Het asiel ligt midden in de bossen bij Harderwijk. Ondanks de stortregen is het geblaf van tientallen honden al ver voor de oprijlaan te horen. Met zijn eigenwijze gebrabbel heet een papagaai alle klanten welkom. Naast hem staat een terrarium van waaruit een baardagaam roerloos voor zich uit kijkt. Aan de balie staan twee mensen. Beiden komen hun hond ophalen. De een komt terug van vakantie, de ander was zijn hond kwijt.
„Ik doe dit werk al zeven jaar. Twee dagen in de week van acht tot twee uur”, vertelt een van de vele vrijwilligers, Fia. Samen met een andere vrijwilligster is ze bezig met het schoonmaken van een van de drie kattenverblijven. Ze verschonen het water, boenen de vloer en reinigen de kattenbakken. „Het schoonmaken gebeurt elke dag. In de vakantietijd moeten we meer hokken schoonmaken, omdat we dan de zogenaamde pensionkatten hebben. Deze worden hier tegen betaling opgevangen.
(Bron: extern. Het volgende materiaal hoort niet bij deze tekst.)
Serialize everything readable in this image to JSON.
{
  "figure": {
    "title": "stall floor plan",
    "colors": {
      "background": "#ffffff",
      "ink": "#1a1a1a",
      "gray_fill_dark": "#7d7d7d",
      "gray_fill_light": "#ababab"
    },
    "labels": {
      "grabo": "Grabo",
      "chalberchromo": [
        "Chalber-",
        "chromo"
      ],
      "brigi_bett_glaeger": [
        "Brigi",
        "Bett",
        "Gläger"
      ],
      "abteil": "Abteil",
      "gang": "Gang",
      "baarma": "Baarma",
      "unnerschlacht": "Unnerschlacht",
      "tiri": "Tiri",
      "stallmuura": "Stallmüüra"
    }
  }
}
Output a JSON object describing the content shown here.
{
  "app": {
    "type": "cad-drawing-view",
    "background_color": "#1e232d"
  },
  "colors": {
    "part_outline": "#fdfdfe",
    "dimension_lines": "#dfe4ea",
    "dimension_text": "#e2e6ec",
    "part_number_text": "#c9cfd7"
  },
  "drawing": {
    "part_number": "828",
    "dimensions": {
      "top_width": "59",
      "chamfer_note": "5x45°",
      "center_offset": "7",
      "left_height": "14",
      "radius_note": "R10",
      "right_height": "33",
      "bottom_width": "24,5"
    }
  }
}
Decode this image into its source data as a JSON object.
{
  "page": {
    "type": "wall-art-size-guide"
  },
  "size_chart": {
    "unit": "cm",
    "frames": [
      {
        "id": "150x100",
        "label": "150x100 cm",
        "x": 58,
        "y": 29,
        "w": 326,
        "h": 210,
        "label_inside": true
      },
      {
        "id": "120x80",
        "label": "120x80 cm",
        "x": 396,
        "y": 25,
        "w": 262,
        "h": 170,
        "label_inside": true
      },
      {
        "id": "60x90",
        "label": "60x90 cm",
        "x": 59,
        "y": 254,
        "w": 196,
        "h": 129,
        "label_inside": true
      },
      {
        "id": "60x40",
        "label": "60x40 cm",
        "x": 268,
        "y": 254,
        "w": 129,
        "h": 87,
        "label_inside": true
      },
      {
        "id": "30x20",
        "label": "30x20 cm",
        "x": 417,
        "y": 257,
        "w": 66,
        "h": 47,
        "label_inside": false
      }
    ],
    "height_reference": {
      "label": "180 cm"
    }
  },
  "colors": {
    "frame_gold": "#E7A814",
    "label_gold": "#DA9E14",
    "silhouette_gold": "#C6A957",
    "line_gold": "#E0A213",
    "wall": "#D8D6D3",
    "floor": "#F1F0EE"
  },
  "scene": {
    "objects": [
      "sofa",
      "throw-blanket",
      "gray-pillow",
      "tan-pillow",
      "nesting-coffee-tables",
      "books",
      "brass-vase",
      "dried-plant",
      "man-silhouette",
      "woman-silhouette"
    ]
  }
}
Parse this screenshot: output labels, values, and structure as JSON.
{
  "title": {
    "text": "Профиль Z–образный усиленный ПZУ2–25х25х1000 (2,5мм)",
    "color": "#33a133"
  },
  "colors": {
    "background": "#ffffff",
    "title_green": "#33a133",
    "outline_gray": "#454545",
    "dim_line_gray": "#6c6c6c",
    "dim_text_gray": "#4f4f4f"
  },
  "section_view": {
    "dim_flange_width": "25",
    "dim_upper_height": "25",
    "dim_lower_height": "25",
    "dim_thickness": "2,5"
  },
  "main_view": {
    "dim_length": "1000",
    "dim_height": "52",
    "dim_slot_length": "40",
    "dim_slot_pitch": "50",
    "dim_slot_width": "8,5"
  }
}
Daarnaast zijn er in deze tijd van het jaar natuurlijk kittens.”
Het geblaf van de honden is onafgebroken te horen. De pasgeboren poezen en katers trekken zich er niets van aan. Voor de deur van elke ruimte staat een bak met desinfectiemiddel. „Elke keer als we een ruimte ingaan of verlaten, moeten we daar even in staan. Als er zó veel dieren bij elkaar zitten, is de kans op infectieziekten extra groot. Vandaar deze preventiemiddelen”, legt Anita Kaptein, assistent-beheerder van het asiel, uit. Het verblijf van de kittens is ongeveer 3 bij 6 meter. Verzorger Jessica zit tussen de diertjes op de grond en vertroetelt ze. „Als ze binnenkomen zijn ze nog heel schuw, maar ze zitten hier nu een aantal weken en zijn heel gezellig geworden.”
Na het bezoek aan de kittens is het pauze, maar echt druk is het niet in de kantine. Bijna iedereen werkt door. Anita Kaptein, een van de zes vaste krachten, maakt tussen de bedrijven door even tijd vrij en deelt haar asielervaringen. „Ik begon hier in 1999 als vrijwilliger en nu ben ik assistent-beheerder. In al die tijd heb ik het nooit rustig gehad. Als je ’s avonds denkt klaar te zijn, krijg je een telefoontje over een vastgebonden hond of komt de dierenambulance een geredde kat brengen. Je loopt de hele dag van hot naar her. Als ik een stappenteller bij me zou hebben, zou de rook eruit slaan.”
„Er zijn ook mensen die hun eigen hond komen brengen alsof hij op straat gevonden is. Dat komt vooral vlak voor de zomervakantie veel voor. Het is dan fijn als ze kinderen bij zich hebben. Na één vraag aan het kind weet je of de ouders de waarheid spreken: „Wat een lieve hond, hoe heet hij?” Blijkt het inderdaad hun eigen hond te zijn, dan kun je nog niets doen. Als wij een dier niet aannemen, staat het morgen op straat, en dat willen we helemaal niet. In de crisis kwam dit soort gevallen duidelijk meer voor. Mensen zetten alle zeilen bij om rond te komen en kunnen niet meer voor hun huisdier zorgen.”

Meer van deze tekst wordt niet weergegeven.